Alcohol awareness event gives students an inside look at the dangers of drinking and driving.
By Tress-Marie Landa
sac-ranger@alamo.edu
Students can view the crumpled wreckage of a drunk driver’s car, don special goggles to experience the distorted vision of inebriation and volunteer to take a field sobriety test at a free alcohol awareness event 10 a.m. to 1 p.m. Oct. 6 in the mall.
Hosted by student life’s health promotions team, the event urges students to make better choices behind the wheel.
For the fourth annual presentation at this college officers from the San Antonio Police Department’s Central SAFFE (San Antonio Fear Free Environment) will lead the event. SAFFE officers work closely with residents in specific areas and neighborhoods within the city, participate in school and youth programs and serve as a resource in those communities.
SAPD will provide beer googles to give insight on what it looks and feels like to be over the legal drinking limit while trying to drive or do other basic functions. With the goggles, which look similar to swimming goggles, students will experience double vision, blurriness, loss of depth perception and coordination.
“The goggles each have a different simulated level of intoxication that is over the legal limit of .08,” San Antonio Police Sgt. Rolando Sandoval said. “Students can volunteer to try a field sobriety test by performing the 10-step ‘heel to toe’ exercise we conduct when you are pulled over for drunk driving.”
This is not an easy task for someone under the influence, Sandoval said. “It is extremely difficult to perform. Of course the levels of intoxication depend on weight, and how much you ate that day, but if you are stopped, none of that will matter.”
The goggles have been a part of SAPD’s presentation the last four years and they are an excellent tool to get students to see the severity of drinking and driving, said Mary Dayton, this college’s health promotions adviser and coordinator.
“This is a great way to realize how impaired you are once you put them on,” she said. “You think you are OK to drive. But then you realize you are not.”
She encouraged students to ask police officers questions about drunk driving and how a DWI charge could affect their lives permanently.

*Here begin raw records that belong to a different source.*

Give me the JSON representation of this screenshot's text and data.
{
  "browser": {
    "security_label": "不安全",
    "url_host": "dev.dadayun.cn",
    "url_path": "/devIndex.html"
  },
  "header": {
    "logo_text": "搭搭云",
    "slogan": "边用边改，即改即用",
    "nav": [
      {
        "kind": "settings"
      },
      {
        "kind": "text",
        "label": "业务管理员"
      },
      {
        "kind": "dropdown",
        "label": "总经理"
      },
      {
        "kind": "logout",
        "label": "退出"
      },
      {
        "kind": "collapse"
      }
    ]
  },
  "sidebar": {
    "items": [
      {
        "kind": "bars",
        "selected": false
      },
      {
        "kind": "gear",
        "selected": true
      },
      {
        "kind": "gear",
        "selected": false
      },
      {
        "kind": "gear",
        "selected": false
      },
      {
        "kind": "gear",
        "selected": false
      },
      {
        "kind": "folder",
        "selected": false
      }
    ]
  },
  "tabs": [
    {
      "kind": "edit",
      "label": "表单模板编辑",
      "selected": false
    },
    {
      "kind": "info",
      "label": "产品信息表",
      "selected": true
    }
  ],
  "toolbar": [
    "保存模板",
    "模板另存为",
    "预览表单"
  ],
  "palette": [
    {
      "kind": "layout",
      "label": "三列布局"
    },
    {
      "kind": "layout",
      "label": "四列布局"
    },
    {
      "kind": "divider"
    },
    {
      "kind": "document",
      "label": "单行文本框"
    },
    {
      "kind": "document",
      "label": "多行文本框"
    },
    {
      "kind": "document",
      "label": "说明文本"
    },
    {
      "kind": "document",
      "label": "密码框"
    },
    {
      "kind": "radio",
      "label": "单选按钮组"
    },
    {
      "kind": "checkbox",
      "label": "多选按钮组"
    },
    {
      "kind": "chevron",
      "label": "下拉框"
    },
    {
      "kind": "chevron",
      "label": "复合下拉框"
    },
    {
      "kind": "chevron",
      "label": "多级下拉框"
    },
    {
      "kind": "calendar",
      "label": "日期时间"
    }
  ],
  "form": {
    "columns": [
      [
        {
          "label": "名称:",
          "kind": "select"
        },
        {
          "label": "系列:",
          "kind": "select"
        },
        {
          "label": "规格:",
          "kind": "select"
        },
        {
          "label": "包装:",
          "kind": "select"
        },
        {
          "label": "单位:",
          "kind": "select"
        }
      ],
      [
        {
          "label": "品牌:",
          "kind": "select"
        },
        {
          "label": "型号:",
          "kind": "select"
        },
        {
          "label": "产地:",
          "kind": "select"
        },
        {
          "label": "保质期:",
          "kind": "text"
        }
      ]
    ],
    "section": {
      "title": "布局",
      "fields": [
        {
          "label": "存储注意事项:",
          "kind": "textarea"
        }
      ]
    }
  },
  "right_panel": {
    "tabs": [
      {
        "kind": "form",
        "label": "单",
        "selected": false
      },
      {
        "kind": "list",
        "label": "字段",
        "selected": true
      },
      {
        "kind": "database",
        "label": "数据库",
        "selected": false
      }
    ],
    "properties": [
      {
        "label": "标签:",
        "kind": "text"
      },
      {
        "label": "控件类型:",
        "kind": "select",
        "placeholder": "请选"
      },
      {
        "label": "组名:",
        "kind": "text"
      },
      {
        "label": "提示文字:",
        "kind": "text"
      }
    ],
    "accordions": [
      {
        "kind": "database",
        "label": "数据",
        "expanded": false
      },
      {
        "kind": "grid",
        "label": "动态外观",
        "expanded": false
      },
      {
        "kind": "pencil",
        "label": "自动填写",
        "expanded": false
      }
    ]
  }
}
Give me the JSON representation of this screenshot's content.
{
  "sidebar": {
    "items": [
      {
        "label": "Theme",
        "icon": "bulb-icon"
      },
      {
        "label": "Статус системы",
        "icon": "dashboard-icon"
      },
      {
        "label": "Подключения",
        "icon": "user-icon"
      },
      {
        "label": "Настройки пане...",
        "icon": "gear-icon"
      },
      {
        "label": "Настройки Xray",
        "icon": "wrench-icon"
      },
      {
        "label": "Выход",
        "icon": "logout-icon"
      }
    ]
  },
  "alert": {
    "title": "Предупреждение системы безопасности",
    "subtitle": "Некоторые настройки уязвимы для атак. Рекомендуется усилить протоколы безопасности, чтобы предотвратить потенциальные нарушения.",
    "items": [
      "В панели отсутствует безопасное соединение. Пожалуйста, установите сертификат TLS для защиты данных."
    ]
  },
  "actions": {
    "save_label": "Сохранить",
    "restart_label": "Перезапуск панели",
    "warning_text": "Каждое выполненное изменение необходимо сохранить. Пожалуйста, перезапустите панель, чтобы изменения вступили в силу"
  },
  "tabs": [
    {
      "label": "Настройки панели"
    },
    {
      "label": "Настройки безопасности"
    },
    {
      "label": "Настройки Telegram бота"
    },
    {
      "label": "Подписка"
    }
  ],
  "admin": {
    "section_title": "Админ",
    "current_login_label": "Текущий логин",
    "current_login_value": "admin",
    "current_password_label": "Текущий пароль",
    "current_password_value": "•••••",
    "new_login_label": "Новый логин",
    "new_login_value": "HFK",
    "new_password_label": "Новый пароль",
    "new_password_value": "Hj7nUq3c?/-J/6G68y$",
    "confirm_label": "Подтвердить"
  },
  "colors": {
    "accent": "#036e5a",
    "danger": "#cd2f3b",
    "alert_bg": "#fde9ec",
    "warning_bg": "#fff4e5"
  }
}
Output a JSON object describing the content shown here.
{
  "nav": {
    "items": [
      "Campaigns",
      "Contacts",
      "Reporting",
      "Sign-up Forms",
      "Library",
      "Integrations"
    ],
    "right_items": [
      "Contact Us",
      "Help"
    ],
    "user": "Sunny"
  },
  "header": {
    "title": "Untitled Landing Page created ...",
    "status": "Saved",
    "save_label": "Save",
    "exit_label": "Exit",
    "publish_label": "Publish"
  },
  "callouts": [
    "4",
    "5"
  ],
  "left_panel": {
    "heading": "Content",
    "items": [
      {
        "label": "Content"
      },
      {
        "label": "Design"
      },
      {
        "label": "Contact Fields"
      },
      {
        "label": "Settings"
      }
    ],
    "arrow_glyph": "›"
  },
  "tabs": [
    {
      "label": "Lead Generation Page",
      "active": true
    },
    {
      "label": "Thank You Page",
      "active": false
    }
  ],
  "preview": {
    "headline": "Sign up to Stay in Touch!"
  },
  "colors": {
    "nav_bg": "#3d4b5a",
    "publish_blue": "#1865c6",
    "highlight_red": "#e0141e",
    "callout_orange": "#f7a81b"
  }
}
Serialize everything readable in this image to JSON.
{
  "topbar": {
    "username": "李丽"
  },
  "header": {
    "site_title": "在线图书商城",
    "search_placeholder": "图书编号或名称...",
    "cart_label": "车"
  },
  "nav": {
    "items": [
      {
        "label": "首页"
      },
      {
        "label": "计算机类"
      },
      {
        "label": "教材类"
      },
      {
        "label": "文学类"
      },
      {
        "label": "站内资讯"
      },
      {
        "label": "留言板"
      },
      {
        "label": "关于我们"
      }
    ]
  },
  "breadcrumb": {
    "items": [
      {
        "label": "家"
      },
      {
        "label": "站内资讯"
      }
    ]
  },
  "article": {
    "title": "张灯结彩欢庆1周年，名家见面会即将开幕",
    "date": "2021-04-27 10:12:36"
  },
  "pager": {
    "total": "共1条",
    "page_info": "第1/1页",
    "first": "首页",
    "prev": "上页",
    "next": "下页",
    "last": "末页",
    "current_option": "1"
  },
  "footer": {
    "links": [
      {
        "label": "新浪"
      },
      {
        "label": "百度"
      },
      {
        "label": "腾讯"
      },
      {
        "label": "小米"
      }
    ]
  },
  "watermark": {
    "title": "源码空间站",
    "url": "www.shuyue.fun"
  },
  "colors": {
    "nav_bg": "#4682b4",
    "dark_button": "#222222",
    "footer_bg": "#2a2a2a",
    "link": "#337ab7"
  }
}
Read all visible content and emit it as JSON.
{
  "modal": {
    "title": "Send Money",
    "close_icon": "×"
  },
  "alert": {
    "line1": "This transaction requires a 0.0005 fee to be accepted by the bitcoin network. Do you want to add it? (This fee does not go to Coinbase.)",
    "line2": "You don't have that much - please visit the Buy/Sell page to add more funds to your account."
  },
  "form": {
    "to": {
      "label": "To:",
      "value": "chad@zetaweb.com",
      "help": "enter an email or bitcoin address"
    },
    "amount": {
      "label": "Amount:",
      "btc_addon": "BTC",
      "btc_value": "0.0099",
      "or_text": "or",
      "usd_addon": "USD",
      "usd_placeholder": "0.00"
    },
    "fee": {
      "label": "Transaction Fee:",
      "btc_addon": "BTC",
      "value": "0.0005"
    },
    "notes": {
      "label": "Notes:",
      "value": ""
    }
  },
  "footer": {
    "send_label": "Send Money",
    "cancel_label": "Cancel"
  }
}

“This event gets them involved. The officers are friendly and it’s fun, so we get a good turnout,” Dayton said.
There will also be a drunk driver’s wrecked car on campus as well as a half-cab half-police car to show that students can either make smart choices by planning ahead to take a cab home, or get pulled over and go to jail for driving under the influence.
“The driver of the wrecked vehicle did not survive the crash,” Sandoval said. “She entered the underpass of the highway going on the wrong side of the road and crashed head-on into several vehicles.”
SAPD also has assembled a work of art that includes multiple bumpers from drunk driver’s wrecked cars with painted messages such as “think before you drink.”
“Each semester we have this event because it is very important,” Dayton said. “It is paid for by the student activity fee, which is embedded in students’ tuition and helps to fund events that promote student safety.”